11.2 Limitation of Liability. EXCEPT FOR DAMAGES AND LIABILITIES ARISING FROM: (a) A PARTY’S BREACH OF SECTION 10 (CONFIDENTIALITY), (b) A PARTY’S VIOLATION OF APPLICABLE LAWS; (c) A PARTY’S INDEMNIFICATION OBLIGATIONS, OR (d) THE GROSS NEGLIGENCE OR INTENTIONAL MISCONDUCT OF A PARTY, IN NO EVENT SHALL EITHER PARTY, ITS DIRECTORS, OFFICERS, SHAREHOLDERS, EMPLOYEES, MEMBERS, AGENTS AND REPRESENTATIVES BE LIABLE TO THE OTHER FOR: (i) ANY INDIRECT, INCIDENTAL PUNITIVE, OR CONSEQUENTIAL DAMAGES OF ANY KIND OR DAMAGES FOR LOSS OF USE, PROFITS, DATA, IMAGES, OR OTHER INTANGIBLES, ERRORS OR OMISSIONS.
EXCEPT IN CASES OF GROSS NEGLIGENCE OR WILLFUL MISCONDUCT, ACTIVEPROSPECT’S LIABILITY UNDER THIS AGREEMENT WILL BE LIMITED TO THE GREATER OF: (A) THE AMOUNT PAID, IF ANY, UNDER THIS AGREEMENT DURING THE TWELVE (12) MONTHS PRIOR TO THE DATE THE CLAIM AROSE, OR (B) $100.00 US DOLLARS.
- General.
12.1 Assignment. This Agreement is not assignable, transferable, or sublicensable by you except with ActiveProspect’s prior written consent. ActiveProspect may transfer, assign or delegate this Agreement and any or all of its rights and obligations without consent.

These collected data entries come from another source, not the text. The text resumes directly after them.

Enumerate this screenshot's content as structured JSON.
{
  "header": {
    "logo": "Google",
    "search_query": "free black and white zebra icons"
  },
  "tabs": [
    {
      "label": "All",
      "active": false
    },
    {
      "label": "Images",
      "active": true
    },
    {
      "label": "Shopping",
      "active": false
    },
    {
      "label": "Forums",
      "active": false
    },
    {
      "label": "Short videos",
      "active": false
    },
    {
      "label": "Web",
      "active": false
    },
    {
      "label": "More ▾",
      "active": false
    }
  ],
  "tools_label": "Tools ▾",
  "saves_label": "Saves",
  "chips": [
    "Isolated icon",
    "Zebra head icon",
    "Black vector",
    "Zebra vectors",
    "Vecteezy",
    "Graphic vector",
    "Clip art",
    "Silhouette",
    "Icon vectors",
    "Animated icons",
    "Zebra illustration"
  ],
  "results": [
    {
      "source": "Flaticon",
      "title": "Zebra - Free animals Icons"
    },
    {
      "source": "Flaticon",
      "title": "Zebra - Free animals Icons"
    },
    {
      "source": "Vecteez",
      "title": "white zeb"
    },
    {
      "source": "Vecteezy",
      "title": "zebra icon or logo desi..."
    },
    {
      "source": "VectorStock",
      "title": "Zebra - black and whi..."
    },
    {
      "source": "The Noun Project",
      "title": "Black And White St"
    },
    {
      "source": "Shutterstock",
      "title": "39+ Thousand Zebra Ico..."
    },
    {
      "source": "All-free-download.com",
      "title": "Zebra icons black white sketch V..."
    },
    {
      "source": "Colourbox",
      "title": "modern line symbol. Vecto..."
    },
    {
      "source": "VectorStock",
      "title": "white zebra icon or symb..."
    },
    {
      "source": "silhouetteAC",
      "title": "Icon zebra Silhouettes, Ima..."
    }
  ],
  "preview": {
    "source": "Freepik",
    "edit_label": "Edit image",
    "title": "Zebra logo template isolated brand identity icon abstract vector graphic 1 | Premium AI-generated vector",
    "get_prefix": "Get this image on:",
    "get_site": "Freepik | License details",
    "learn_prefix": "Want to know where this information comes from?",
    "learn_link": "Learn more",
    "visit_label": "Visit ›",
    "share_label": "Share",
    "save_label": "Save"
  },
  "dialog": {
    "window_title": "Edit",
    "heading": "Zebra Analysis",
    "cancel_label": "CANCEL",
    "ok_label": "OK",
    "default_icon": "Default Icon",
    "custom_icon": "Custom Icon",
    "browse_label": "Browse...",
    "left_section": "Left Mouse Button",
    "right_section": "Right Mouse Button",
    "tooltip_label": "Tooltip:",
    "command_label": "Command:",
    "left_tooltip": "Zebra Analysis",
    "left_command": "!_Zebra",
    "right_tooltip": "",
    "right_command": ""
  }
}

12.2 Governing Law, Jurisdiction and Venue. This Agreement will be governed by and construed in accordance with the laws of the State of Texas, excluding its conflicts of law rules, and the United States of America. Any dispute arising from or relating to the subject matter of this Agreement will be finally settled by the state and federal courts located in Travis County, Texas. Use of the Services is not authorized in any jurisdiction that does not give effect to all provisions of this Agreement, including without limitation, this Section.
12.3 Survivability. The following sections of this Agreement shall survive the termination of this Agreement: Sections 3, 4.1, and 11.